8 - 18 Nisan 2008 tarihleri arasında Mimar Sinan Üniversitesi'nin Mimar Sinan Salonu'nda görülebilecek sergi, Ayasofya Müzesi'nde açık kaldığı iki hafta süresince 100 binin üzerinde yerli ve yabancı ziyaretçi akınına uğradı. Ayasofya Müzesi'nin akabinde Çevre ve Orman Bakanlığının Dünya Su Günü (21-23 Mart 2008) nedeniyle Harbiye Askeri Müzesi'nde düzenlendiği üç günlük toplantıda da, aynı serginin normal boyuttaki fotoğrafları sergilendi.

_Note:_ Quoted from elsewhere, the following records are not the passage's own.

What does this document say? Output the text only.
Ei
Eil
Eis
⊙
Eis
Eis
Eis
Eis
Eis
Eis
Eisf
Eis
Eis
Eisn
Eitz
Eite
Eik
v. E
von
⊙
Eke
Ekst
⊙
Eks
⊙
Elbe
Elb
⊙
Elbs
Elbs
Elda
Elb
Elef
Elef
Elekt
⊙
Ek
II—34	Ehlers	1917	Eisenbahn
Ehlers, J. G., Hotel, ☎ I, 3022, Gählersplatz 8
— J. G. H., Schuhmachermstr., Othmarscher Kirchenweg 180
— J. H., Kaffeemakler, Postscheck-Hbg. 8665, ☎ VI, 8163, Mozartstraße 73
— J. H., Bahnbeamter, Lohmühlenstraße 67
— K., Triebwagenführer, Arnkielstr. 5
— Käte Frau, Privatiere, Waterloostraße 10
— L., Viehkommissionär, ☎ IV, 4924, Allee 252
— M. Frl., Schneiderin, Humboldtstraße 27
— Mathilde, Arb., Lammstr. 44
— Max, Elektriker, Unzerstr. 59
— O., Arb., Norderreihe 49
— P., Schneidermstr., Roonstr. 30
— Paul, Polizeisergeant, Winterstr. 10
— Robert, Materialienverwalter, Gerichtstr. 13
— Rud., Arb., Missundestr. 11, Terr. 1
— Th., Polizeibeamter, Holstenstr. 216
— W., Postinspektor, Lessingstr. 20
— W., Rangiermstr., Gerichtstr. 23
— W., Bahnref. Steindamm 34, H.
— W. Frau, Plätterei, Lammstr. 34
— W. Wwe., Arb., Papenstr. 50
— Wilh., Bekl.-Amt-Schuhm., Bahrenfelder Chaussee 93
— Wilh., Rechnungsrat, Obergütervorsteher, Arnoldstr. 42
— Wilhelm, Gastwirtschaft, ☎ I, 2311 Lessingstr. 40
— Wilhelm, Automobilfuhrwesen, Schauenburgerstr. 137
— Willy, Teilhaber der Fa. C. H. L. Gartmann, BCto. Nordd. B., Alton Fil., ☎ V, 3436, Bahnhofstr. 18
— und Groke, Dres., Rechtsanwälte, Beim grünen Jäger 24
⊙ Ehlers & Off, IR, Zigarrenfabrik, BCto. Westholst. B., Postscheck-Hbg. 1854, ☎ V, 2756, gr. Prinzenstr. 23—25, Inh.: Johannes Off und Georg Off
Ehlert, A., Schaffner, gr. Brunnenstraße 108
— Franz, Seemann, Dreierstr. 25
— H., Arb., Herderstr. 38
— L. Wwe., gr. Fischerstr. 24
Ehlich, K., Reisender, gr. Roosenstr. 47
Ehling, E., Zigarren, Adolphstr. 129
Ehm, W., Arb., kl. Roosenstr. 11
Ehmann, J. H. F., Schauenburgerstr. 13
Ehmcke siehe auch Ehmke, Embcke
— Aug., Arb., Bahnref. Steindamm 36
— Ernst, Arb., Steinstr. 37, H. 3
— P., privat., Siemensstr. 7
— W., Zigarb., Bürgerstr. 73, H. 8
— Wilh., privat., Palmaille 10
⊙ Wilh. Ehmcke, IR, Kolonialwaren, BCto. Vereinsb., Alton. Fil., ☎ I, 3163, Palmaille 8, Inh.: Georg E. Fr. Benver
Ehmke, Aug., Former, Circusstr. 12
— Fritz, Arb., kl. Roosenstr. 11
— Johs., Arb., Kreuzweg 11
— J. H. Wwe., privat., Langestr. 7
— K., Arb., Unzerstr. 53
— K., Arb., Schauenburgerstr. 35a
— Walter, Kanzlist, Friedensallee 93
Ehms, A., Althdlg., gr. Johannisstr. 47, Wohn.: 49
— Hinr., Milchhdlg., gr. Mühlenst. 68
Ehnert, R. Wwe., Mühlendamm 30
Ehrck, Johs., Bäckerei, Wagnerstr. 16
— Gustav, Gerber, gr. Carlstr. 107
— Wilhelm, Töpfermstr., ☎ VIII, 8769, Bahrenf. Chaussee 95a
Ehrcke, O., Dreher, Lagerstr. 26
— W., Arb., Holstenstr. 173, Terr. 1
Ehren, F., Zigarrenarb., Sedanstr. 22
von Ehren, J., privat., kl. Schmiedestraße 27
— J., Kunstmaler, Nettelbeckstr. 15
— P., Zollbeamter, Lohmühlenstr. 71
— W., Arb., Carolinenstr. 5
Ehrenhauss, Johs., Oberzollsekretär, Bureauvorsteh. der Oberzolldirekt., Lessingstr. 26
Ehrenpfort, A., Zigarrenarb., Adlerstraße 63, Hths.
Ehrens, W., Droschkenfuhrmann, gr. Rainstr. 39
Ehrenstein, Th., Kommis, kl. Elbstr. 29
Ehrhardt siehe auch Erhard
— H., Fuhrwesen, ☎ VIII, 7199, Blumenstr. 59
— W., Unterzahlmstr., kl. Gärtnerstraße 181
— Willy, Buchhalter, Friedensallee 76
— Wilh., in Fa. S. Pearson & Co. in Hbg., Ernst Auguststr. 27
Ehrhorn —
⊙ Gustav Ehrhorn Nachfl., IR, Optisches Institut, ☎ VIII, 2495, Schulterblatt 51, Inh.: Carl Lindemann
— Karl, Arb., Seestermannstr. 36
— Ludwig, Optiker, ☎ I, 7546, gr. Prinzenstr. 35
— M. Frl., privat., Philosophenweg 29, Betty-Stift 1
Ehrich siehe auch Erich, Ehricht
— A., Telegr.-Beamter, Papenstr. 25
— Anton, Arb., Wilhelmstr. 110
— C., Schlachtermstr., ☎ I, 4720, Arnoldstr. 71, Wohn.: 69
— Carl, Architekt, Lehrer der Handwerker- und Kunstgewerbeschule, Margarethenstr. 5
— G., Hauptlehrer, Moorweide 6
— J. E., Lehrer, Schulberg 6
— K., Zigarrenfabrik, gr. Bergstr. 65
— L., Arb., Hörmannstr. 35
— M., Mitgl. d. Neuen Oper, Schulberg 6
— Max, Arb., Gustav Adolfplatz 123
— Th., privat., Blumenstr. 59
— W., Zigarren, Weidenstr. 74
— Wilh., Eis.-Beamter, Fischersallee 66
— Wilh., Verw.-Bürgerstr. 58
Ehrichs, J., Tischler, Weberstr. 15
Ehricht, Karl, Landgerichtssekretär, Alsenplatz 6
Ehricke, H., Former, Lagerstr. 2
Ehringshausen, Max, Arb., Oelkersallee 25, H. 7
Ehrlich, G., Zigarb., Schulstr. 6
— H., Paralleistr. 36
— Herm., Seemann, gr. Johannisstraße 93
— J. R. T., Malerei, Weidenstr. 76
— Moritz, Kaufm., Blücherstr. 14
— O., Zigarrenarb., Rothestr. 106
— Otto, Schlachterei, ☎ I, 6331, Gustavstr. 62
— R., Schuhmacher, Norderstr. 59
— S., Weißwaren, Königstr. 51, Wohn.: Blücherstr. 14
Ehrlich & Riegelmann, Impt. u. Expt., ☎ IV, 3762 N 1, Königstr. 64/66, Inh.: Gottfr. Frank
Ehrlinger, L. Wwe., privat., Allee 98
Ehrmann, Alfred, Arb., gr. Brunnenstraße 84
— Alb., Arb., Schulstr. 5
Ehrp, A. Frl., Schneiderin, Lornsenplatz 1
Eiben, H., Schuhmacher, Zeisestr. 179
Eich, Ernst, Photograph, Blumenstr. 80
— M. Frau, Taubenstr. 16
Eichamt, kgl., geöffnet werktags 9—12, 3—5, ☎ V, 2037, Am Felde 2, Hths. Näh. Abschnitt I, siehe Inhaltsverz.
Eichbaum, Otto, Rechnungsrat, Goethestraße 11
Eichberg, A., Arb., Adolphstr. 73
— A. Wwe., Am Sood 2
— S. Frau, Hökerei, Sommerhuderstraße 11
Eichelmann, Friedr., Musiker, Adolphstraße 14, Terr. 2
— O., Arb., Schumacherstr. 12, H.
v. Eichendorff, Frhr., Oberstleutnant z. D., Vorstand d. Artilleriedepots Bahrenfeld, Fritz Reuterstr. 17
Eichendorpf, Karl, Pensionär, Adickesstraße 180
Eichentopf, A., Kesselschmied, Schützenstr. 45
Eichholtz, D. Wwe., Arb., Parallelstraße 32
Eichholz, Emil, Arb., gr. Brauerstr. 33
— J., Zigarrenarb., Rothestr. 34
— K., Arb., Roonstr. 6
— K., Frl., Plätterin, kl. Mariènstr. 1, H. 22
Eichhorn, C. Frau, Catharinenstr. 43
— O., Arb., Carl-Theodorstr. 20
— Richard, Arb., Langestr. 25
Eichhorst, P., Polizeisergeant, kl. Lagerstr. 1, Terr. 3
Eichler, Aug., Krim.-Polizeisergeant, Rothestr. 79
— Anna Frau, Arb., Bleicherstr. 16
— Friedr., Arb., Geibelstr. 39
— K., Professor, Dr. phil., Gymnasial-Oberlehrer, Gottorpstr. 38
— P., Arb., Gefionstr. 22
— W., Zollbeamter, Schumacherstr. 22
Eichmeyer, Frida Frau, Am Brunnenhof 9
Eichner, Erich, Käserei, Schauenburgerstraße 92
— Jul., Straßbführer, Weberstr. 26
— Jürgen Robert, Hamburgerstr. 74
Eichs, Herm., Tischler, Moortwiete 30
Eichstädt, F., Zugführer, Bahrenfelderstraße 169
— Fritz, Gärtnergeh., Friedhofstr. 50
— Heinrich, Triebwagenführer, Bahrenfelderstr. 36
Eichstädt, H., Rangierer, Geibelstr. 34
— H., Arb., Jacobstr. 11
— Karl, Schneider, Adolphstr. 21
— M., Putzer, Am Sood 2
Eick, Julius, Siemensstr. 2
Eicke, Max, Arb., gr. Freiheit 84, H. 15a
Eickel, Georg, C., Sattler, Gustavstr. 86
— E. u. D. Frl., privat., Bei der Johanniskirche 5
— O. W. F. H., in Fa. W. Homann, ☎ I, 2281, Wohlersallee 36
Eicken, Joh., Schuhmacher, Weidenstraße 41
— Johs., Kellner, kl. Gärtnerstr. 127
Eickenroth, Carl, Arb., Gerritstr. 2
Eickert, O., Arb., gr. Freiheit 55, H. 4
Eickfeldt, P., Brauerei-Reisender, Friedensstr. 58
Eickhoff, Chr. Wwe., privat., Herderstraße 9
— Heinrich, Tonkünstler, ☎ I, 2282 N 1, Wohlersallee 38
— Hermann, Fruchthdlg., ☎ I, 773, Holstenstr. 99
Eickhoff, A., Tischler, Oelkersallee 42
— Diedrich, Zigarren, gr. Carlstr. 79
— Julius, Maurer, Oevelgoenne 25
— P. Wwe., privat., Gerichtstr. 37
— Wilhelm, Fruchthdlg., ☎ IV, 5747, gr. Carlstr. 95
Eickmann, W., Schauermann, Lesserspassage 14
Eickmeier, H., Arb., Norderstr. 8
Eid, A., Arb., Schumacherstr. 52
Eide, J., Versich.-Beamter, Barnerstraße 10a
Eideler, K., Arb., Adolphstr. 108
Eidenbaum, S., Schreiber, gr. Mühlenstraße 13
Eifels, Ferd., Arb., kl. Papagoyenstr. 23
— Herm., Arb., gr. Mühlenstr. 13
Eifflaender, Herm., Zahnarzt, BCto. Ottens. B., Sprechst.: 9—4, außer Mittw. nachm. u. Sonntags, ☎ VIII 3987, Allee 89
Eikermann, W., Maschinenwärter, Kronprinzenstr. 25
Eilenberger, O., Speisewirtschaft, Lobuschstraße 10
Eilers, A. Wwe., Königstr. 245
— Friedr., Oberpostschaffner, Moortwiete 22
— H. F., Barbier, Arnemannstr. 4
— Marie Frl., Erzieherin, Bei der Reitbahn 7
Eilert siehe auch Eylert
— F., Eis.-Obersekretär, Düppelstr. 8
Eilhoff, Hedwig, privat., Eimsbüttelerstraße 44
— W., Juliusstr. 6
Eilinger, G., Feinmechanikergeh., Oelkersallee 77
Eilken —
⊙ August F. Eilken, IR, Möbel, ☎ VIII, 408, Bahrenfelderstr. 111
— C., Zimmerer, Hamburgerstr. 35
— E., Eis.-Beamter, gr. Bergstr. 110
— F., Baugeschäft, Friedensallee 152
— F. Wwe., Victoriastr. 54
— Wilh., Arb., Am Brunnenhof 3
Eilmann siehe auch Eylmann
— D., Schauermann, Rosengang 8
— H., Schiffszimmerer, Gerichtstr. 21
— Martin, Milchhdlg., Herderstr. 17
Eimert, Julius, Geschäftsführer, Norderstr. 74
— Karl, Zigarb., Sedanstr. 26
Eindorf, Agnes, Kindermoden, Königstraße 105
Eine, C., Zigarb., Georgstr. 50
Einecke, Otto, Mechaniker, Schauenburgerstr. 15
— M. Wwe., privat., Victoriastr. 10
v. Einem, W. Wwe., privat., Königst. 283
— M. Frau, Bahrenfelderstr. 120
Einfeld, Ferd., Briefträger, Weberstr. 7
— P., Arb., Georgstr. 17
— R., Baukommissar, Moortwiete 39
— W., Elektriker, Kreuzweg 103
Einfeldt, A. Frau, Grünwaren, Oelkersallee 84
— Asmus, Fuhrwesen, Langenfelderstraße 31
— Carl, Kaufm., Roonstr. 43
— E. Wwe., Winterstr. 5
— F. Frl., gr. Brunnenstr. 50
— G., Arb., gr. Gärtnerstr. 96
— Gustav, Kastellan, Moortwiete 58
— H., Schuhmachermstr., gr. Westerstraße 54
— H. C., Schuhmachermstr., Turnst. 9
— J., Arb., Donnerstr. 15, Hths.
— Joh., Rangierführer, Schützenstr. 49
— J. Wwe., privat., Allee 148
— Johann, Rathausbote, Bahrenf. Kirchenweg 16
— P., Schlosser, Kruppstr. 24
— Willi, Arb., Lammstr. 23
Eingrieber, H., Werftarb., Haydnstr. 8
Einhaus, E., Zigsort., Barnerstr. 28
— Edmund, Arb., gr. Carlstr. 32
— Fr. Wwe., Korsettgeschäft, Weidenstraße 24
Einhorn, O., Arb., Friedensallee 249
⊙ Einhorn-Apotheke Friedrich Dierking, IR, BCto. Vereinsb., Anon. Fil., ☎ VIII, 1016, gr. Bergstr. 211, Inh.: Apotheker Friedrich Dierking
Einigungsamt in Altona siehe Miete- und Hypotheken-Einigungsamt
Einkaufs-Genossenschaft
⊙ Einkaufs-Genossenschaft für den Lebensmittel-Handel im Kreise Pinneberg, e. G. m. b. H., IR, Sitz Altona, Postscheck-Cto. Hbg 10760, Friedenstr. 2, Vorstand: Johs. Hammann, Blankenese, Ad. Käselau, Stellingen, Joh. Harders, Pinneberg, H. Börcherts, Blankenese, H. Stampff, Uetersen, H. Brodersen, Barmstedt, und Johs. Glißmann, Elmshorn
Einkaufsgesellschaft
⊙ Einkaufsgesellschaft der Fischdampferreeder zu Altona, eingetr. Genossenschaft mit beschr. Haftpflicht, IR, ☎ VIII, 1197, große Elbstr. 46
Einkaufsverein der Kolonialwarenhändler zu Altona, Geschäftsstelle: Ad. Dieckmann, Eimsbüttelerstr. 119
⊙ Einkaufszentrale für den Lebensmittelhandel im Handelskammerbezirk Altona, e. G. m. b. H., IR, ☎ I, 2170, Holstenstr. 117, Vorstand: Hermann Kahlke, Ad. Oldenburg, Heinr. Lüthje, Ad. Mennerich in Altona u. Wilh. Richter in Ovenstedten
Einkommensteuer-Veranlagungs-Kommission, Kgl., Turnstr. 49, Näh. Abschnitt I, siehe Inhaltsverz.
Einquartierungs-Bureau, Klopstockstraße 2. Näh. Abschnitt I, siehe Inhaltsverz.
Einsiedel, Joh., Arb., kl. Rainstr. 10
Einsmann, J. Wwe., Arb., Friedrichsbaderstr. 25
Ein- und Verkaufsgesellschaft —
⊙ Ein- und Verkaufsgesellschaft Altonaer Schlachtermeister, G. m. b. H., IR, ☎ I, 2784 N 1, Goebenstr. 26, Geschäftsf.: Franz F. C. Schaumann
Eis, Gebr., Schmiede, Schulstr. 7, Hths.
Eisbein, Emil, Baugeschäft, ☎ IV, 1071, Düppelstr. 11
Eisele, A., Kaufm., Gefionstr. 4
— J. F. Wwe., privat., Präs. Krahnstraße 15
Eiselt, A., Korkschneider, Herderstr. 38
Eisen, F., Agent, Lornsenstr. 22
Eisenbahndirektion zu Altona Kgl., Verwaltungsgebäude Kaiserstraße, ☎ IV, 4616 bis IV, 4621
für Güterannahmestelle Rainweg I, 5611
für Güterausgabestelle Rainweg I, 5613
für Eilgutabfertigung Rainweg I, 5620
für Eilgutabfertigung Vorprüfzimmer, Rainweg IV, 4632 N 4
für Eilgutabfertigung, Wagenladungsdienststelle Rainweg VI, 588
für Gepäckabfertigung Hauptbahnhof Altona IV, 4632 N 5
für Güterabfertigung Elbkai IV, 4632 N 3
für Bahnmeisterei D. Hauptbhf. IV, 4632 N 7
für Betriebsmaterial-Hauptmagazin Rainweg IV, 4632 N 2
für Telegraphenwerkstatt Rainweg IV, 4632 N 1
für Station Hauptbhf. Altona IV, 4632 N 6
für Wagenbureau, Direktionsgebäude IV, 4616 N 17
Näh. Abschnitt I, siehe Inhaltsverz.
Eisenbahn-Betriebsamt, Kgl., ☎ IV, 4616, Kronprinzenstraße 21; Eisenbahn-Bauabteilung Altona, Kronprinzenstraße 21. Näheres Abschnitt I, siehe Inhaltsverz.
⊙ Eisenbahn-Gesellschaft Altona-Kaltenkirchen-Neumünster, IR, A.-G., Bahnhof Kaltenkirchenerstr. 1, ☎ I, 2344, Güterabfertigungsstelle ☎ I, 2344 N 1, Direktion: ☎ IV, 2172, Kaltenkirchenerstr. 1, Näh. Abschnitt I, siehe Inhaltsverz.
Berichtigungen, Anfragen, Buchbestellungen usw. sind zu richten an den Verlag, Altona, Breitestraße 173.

Dev boyutlarda basılan fotoğrafların, insanların da kendilerini içlerinde hissedebilecekleri interaktif bir sergi formatını taşıyor. Yarı tematik sergi olarak nitelendirilen serginin adı, Kanuni Sultan Süleyman devrinde, Mimar Sinan'ın sorumluluğu altında 1554-1563 yılları arasında inşa edilen ve daha sonraki dönemlerde yapılan ek yapıları ile bu günkü halini alan Kırkçeşme Tesisleri, Suyun Mimari Yolculuğu'na tanıklık etmek üzere seçildi.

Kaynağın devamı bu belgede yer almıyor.